Zdaniem rzecznika wymóg posiadania ważnego paszportu podczas głosowania w lokalu wyborczym staje się w praktyce barierą dla polskich obywateli, którzy mieszkając na stałe w państwach Unii Europejskiej nie mają obowiązku i często nie legitymują się ważnym polskim paszportem, a jedynie polskim dowodem osobistym.
- Konieczne jest odstąpienie od wymogu posiadania ważnego paszportu przez polskich wyborców zamieszkujących w państwach UE, mających zamiar zagłosować osobiście w lokalu wyborczym w Polsce. Jest to wymóg nieprzystający do sytuacji wciąż zwiększającej się grupy Polaków mieszkających na terenach przygranicznych - uważa rzecznik.

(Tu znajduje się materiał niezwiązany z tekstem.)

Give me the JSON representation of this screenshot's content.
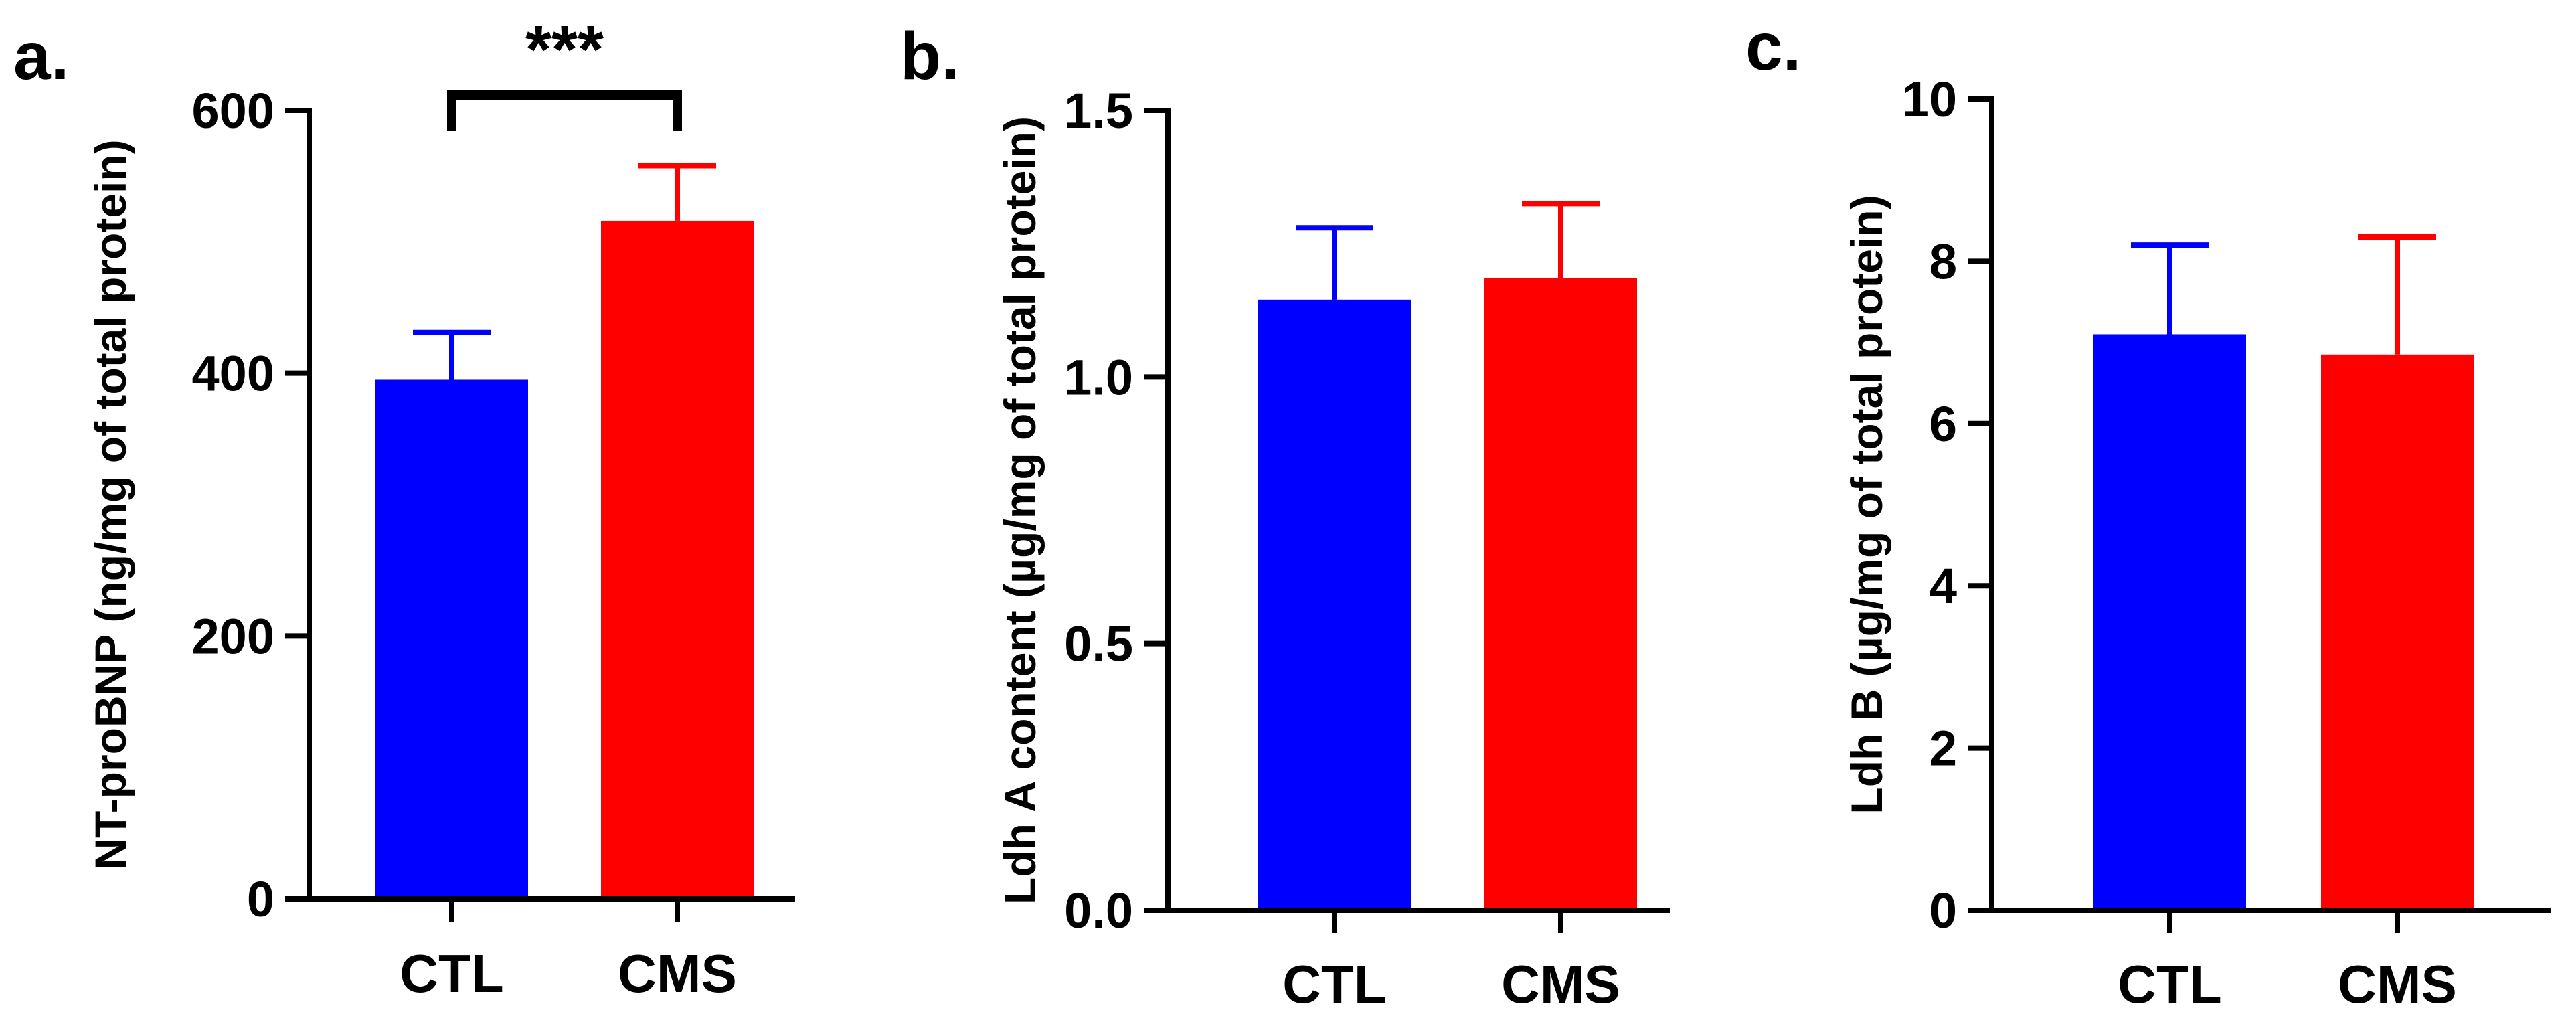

I dodaje, że należy rozważyć wprowadzenie do polskiego prawa wyborczego innego rozwiązania niwelującego ryzyko wielokrotnego głosowania przez polskich obywateli przebywających na stałe za granicą, jednocześnie nie stanowiącego znaczącego ograniczenia do korzystania przez nich z konstytucyjnych praw wyborczych.

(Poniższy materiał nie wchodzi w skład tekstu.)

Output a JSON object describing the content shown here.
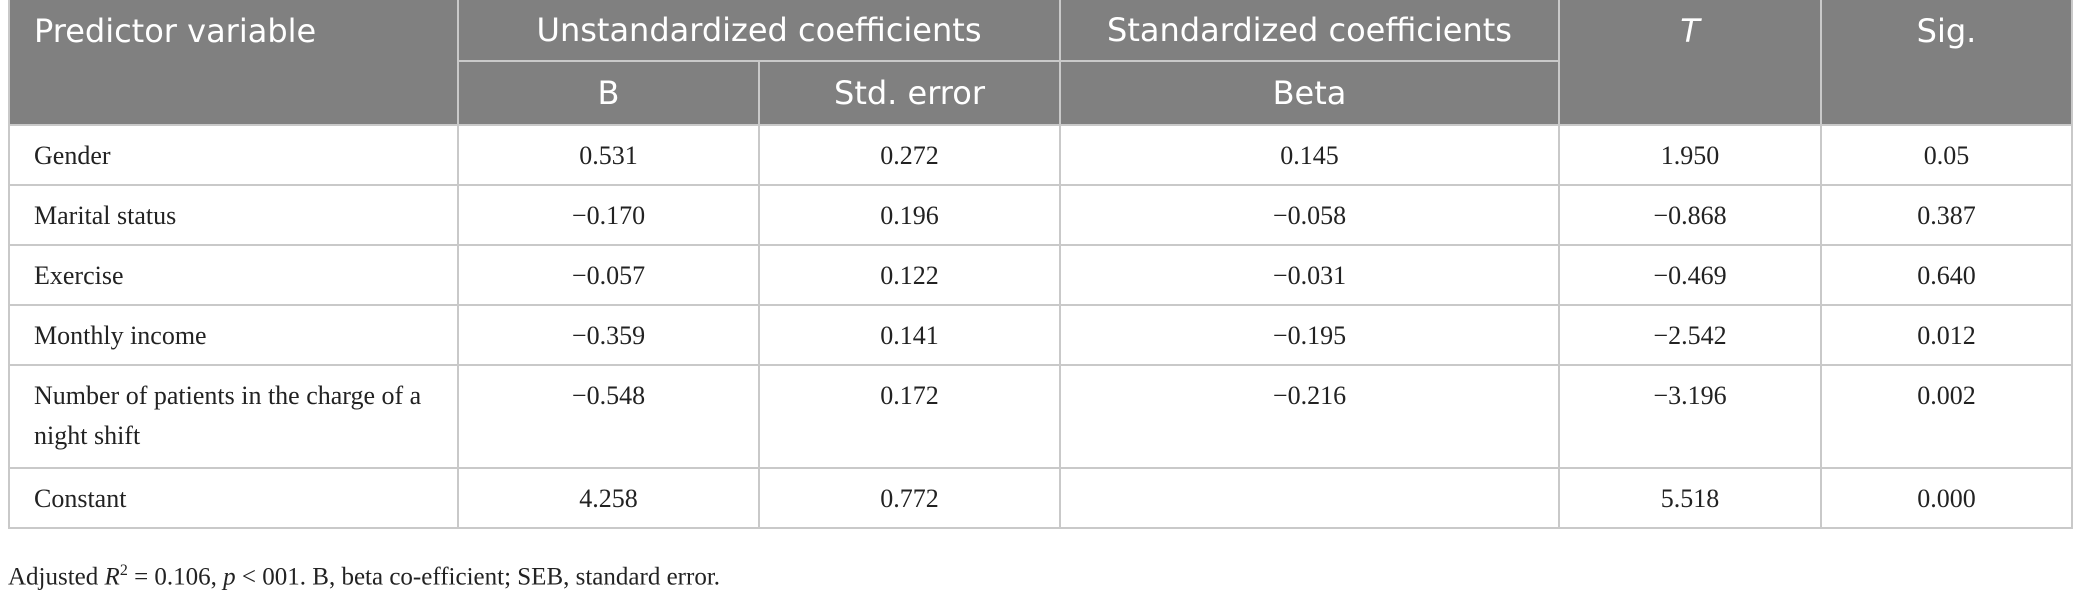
{
  "table": {
    "header": {
      "predictor": "Predictor variable",
      "unstandardized": "Unstandardized coefficients",
      "standardized": "Standardized coefficients",
      "t": "T",
      "sig": "Sig.",
      "b": "B",
      "std_error": "Std. error",
      "beta": "Beta"
    },
    "rows": [
      [
        "Gender",
        "0.531",
        "0.272",
        "0.145",
        "1.950",
        "0.05"
      ],
      [
        "Marital status",
        "−0.170",
        "0.196",
        "−0.058",
        "−0.868",
        "0.387"
      ],
      [
        "Exercise",
        "−0.057",
        "0.122",
        "−0.031",
        "−0.469",
        "0.640"
      ],
      [
        "Monthly income",
        "−0.359",
        "0.141",
        "−0.195",
        "−2.542",
        "0.012"
      ],
      [
        "Number of patients in the charge of a night shift",
        "−0.548",
        "0.172",
        "−0.216",
        "−3.196",
        "0.002"
      ],
      [
        "Constant",
        "4.258",
        "0.772",
        null,
        "5.518",
        "0.000"
      ]
    ]
  },
  "footnote": {
    "part1": "Adjusted ",
    "r": "R",
    "sup": "2",
    "part2": " = 0.106, ",
    "p": "p",
    "part3": " < 001. B, beta co-efficient; SEB, standard error."
  }
}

W ocenie rzecznika dodatkowo należy rozważyć rezygnację z wymagania zawartego w Kodeksie wyborczym w części opisującej tryb dopisania się do spisu wyborców u właściwego konsula lub głosowania korespondencyjnego poza granicami kraju, posiadania ważnego paszportu w państwach, w których dowód osobisty jest wystarczającym dokumentem dla przekroczenia granicy na rzecz ważnego dowodu osobistego.